Extended Data Figure 4. How differential regulation by cAMP-Crp can affect G3P concentration.

As demonstrated in Fig. 3b,c using the ΔglpR and ΔglpR glpK22 background, cAMP-Crp signaling affects the expression of the glpK and glpD genes differently: with increasing growth rate (decreasing cAMP-Crp transcriptional activation), glpK expression vanishes whereas glpD expression maintains a significant basal level. The figure illustrates how this differential regulation explains the marked growth-rate dependence of the G3P concentration observed in the ΔglpR glpK22 background (Fig. 4d).

G3P is the product of GlpK and the substrate of GlpD. The synthesis of G3P should therefore be proportional with the abundance of GlpK, while its turnover increases with both GlpD abundance and substrate concentration [G3P]. Flux balance then implies that [G3P] increases with the ratio of GlpK (purple dashed line; sketch based on Fig. 3b) to GlpD abundance (purple solid line; sketch based on Fig. 3c).
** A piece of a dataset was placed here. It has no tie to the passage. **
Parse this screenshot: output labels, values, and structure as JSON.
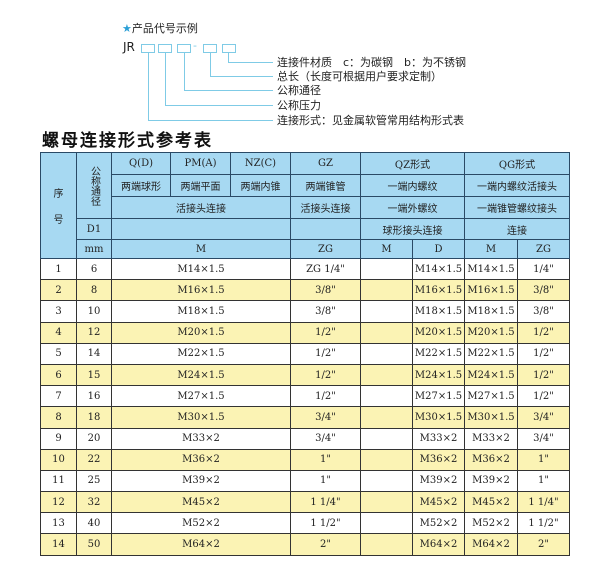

This ratio reduces with increasing growth rate, so that the G3P concentration (solid orange line; sketch) reduces as well.

In strains without the ΔglpR mutation the same mechanism should act, but with an additional layer of amplification: Because both glpK and glpD expression are repressed by GlpR, an increase in its inducer G3P due to differential regulation has little effect until it is of the order of the Michaelis constant K_M (horizontal dotted line) associated with the induction of GlpR, upon which glpK and glpD expression are induced and glycerol uptake is turned on.